B. Promissory Estoppel

"The elements of a promissory estoppel claim are (1) a promise clear and unambiguous in its terms; (2) reliance by the party to whom the promise is made; (3)[the] reliance must be both reasonable and foreseeable; and (4) the party asserting the estoppel must be injured by his reliance." US Ecologoy, Inc. v. State, 129 Cal.App.4th 887, 901 (2005) (internal quotation, alteration, and citation omitted). Defendants contend that the FAC fails to sufficiently allege the first and third elements, and the court agrees.

As an initial matter, Plaintiffs' opposition makes no serious attempt to contest Defendants' arguments. Instead, the opposition merely recites the elements of a promissory estoppel claim and states, "Plaintiffs have outlined in Paragraph 42-50, with specificity, the necessary required facts and allegations to meet the basis (sic) elements of their promissory estoppel claim...." This failure to oppose might in and of itself warrant dismissal of the promissory estoppel claim. See C.D. Cal. L.R. 7-12.

In any event, though paragraphs 42-50 do include conclusory allegations regarding a clear and unambiguous promise (FAC ¶ 41) and reasonable and foreseeable reliance (FAC ¶ 46), they do not include facts sufficient to satisfy those elements. Indeed, the FAC's alleges that Defendants' promises were not clear. Plaintiffs allege that the plans were "vague as to the dollar amount of the coverages, " that Defendants did not identify any parameters regarding the definition of reasonable and customary charges, and that the terms of the plans were ambiguous. (FAC ¶¶ 43, 44.) Furthermore, the plans state that "the Plan's payment for a Service by [a] Non-Preferred Provider may be substantially less than the amount billed." (RJN, Ex. A at 22). Plaintiffs cannot plausibly allege that they, as non-preferred, out-of-network providers, were promised full payment for the services they rendered.
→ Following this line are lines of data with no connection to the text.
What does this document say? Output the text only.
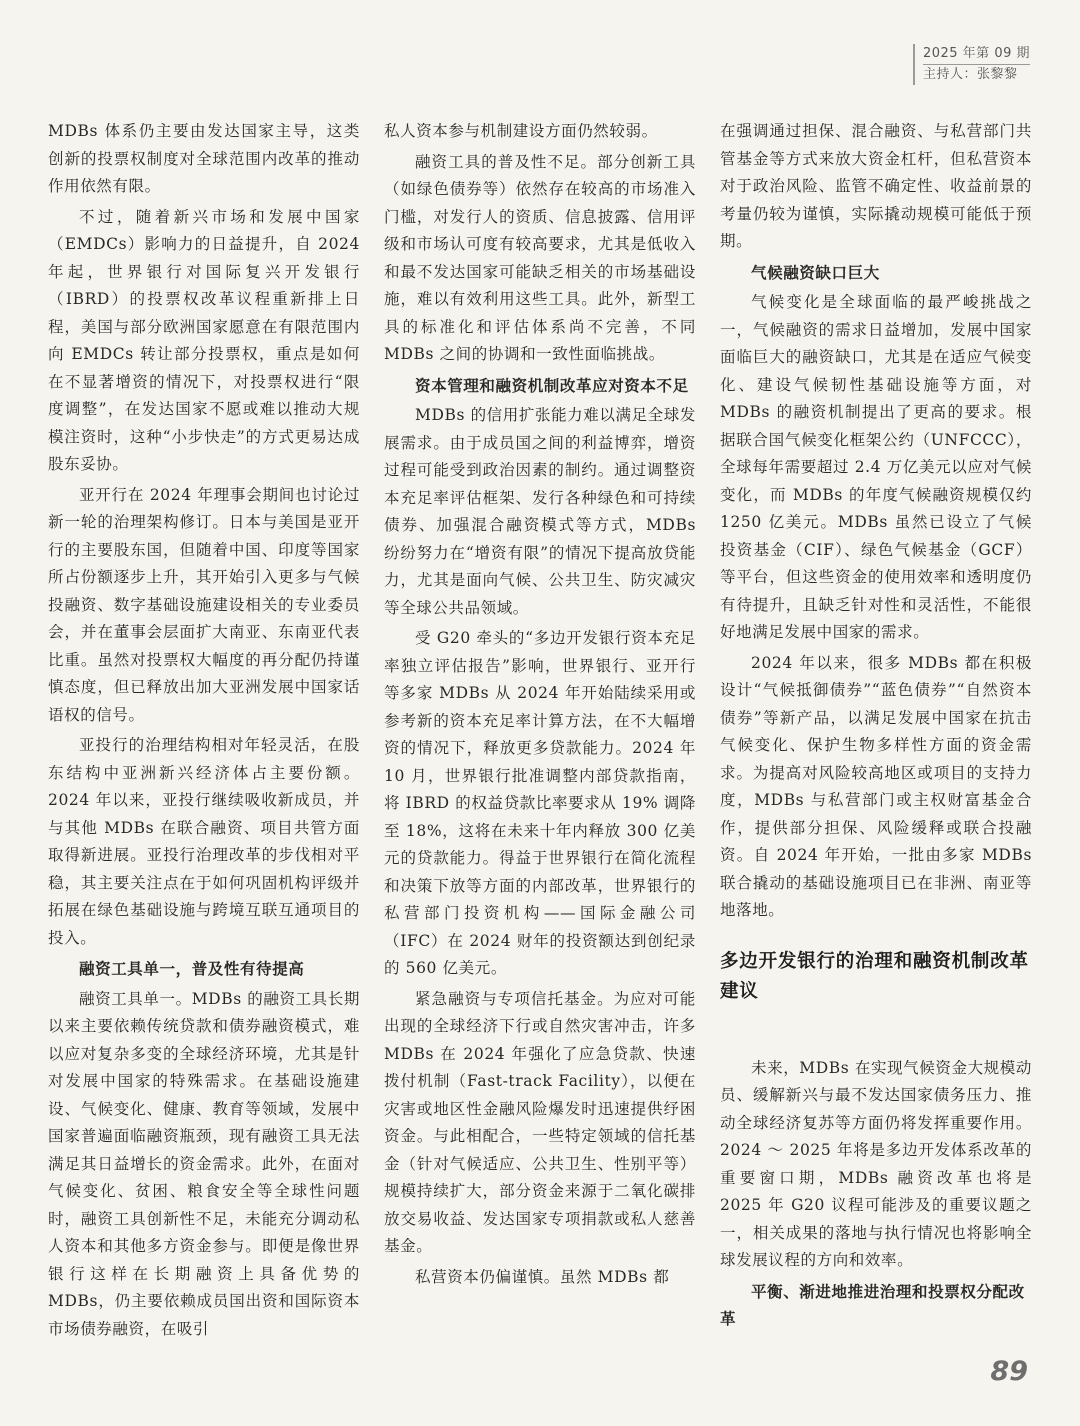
2025 年第 09 期
主持人：张黎黎

MDBs 体系仍主要由发达国家主导，这类创新的投票权制度对全球范围内改革的推动作用依然有限。

不过，随着新兴市场和发展中国家（EMDCs）影响力的日益提升，自 2024 年起，世界银行对国际复兴开发银行（IBRD）的投票权改革议程重新排上日程，美国与部分欧洲国家愿意在有限范围内向 EMDCs 转让部分投票权，重点是如何在不显著增资的情况下，对投票权进行“限度调整”，在发达国家不愿或难以推动大规模注资时，这种“小步快走”的方式更易达成股东妥协。

亚开行在 2024 年理事会期间也讨论过新一轮的治理架构修订。日本与美国是亚开行的主要股东国，但随着中国、印度等国家所占份额逐步上升，其开始引入更多与气候投融资、数字基础设施建设相关的专业委员会，并在董事会层面扩大南亚、东南亚代表比重。虽然对投票权大幅度的再分配仍持谨慎态度，但已释放出加大亚洲发展中国家话语权的信号。

亚投行的治理结构相对年轻灵活，在股东结构中亚洲新兴经济体占主要份额。2024 年以来，亚投行继续吸收新成员，并与其他 MDBs 在联合融资、项目共管方面取得新进展。亚投行治理改革的步伐相对平稳，其主要关注点在于如何巩固机构评级并拓展在绿色基础设施与跨境互联互通项目的投入。

融资工具单一，普及性有待提高

融资工具单一。MDBs 的融资工具长期以来主要依赖传统贷款和债券融资模式，难以应对复杂多变的全球经济环境，尤其是针对发展中国家的特殊需求。在基础设施建设、气候变化、健康、教育等领域，发展中国家普遍面临融资瓶颈，现有融资工具无法满足其日益增长的资金需求。此外，在面对气候变化、贫困、粮食安全等全球性问题时，融资工具创新性不足，未能充分调动私人资本和其他多方资金参与。即便是像世界银行这样在长期融资上具备优势的 MDBs，仍主要依赖成员国出资和国际资本市场债券融资，在吸引

私人资本参与机制建设方面仍然较弱。

融资工具的普及性不足。部分创新工具（如绿色债券等）依然存在较高的市场准入门槛，对发行人的资质、信息披露、信用评级和市场认可度有较高要求，尤其是低收入和最不发达国家可能缺乏相关的市场基础设施，难以有效利用这些工具。此外，新型工具的标准化和评估体系尚不完善，不同 MDBs 之间的协调和一致性面临挑战。

资本管理和融资机制改革应对资本不足

MDBs 的信用扩张能力难以满足全球发展需求。由于成员国之间的利益博弈，增资过程可能受到政治因素的制约。通过调整资本充足率评估框架、发行各种绿色和可持续债券、加强混合融资模式等方式，MDBs 纷纷努力在“增资有限”的情况下提高放贷能力，尤其是面向气候、公共卫生、防灾减灾等全球公共品领域。

受 G20 牵头的“多边开发银行资本充足率独立评估报告”影响，世界银行、亚开行等多家 MDBs 从 2024 年开始陆续采用或参考新的资本充足率计算方法，在不大幅增资的情况下，释放更多贷款能力。2024 年 10 月，世界银行批准调整内部贷款指南，将 IBRD 的权益贷款比率要求从 19% 调降至 18%，这将在未来十年内释放 300 亿美元的贷款能力。得益于世界银行在简化流程和决策下放等方面的内部改革，世界银行的私营部门投资机构——国际金融公司（IFC）在 2024 财年的投资额达到创纪录的 560 亿美元。

紧急融资与专项信托基金。为应对可能出现的全球经济下行或自然灾害冲击，许多 MDBs 在 2024 年强化了应急贷款、快速拨付机制（Fast-track Facility），以便在灾害或地区性金融风险爆发时迅速提供纾困资金。与此相配合，一些特定领域的信托基金（针对气候适应、公共卫生、性别平等）规模持续扩大，部分资金来源于二氧化碳排放交易收益、发达国家专项捐款或私人慈善基金。

私营资本仍偏谨慎。虽然 MDBs 都

在强调通过担保、混合融资、与私营部门共管基金等方式来放大资金杠杆，但私营资本对于政治风险、监管不确定性、收益前景的考量仍较为谨慎，实际撬动规模可能低于预期。

气候融资缺口巨大

气候变化是全球面临的最严峻挑战之一，气候融资的需求日益增加，发展中国家面临巨大的融资缺口，尤其是在适应气候变化、建设气候韧性基础设施等方面，对 MDBs 的融资机制提出了更高的要求。根据联合国气候变化框架公约（UNFCCC），全球每年需要超过 2.4 万亿美元以应对气候变化，而 MDBs 的年度气候融资规模仅约 1250 亿美元。MDBs 虽然已设立了气候投资基金（CIF）、绿色气候基金（GCF）等平台，但这些资金的使用效率和透明度仍有待提升，且缺乏针对性和灵活性，不能很好地满足发展中国家的需求。

2024 年以来，很多 MDBs 都在积极设计“气候抵御债券”“蓝色债券”“自然资本债券”等新产品，以满足发展中国家在抗击气候变化、保护生物多样性方面的资金需求。为提高对风险较高地区或项目的支持力度，MDBs 与私营部门或主权财富基金合作，提供部分担保、风险缓释或联合投融资。自 2024 年开始，一批由多家 MDBs 联合撬动的基础设施项目已在非洲、南亚等地落地。

多边开发银行的治理和融资机制改革建议

未来，MDBs 在实现气候资金大规模动员、缓解新兴与最不发达国家债务压力、推动全球经济复苏等方面仍将发挥重要作用。2024 ～ 2025 年将是多边开发体系改革的重要窗口期，MDBs 融资改革也将是 2025 年 G20 议程可能涉及的重要议题之一，相关成果的落地与执行情况也将影响全球发展议程的方向和效率。

平衡、渐进地推进治理和投票权分配改革
89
Nor can Plaintiffs plausibly allege reasonable reliance on any promise of full payment. As discussed above, the plan specifically states that services provided by out-of-network providers may not be fully reimbursed. Even if Defendants made some oral representation contrary to that provision of the plan, Plaintiffs were on notice of Defendants' position regarding full payment as early as August 2008. Exhibit A to the First Amended Complaint consists of billing records spanning from August 2008 to June 2012. Plaintiffs provide no explanation how, upon learning in 2008 that Defendants would not fully reimburse Plaintiffs for their services, any subsequent reliance on some alleged promise of full payment could possibly be reasonable. In light of these deficiencies, amendment of this claim would be futile. Accordingly, Plaintiffs' promissory estoppel claim is dismissed, with prejudice.

IV. Conclusion

For the reasons stated above, Defendants' Motion is GRANTED. Plaintiffs' complaint is DISMISSED, with prejudice.[2]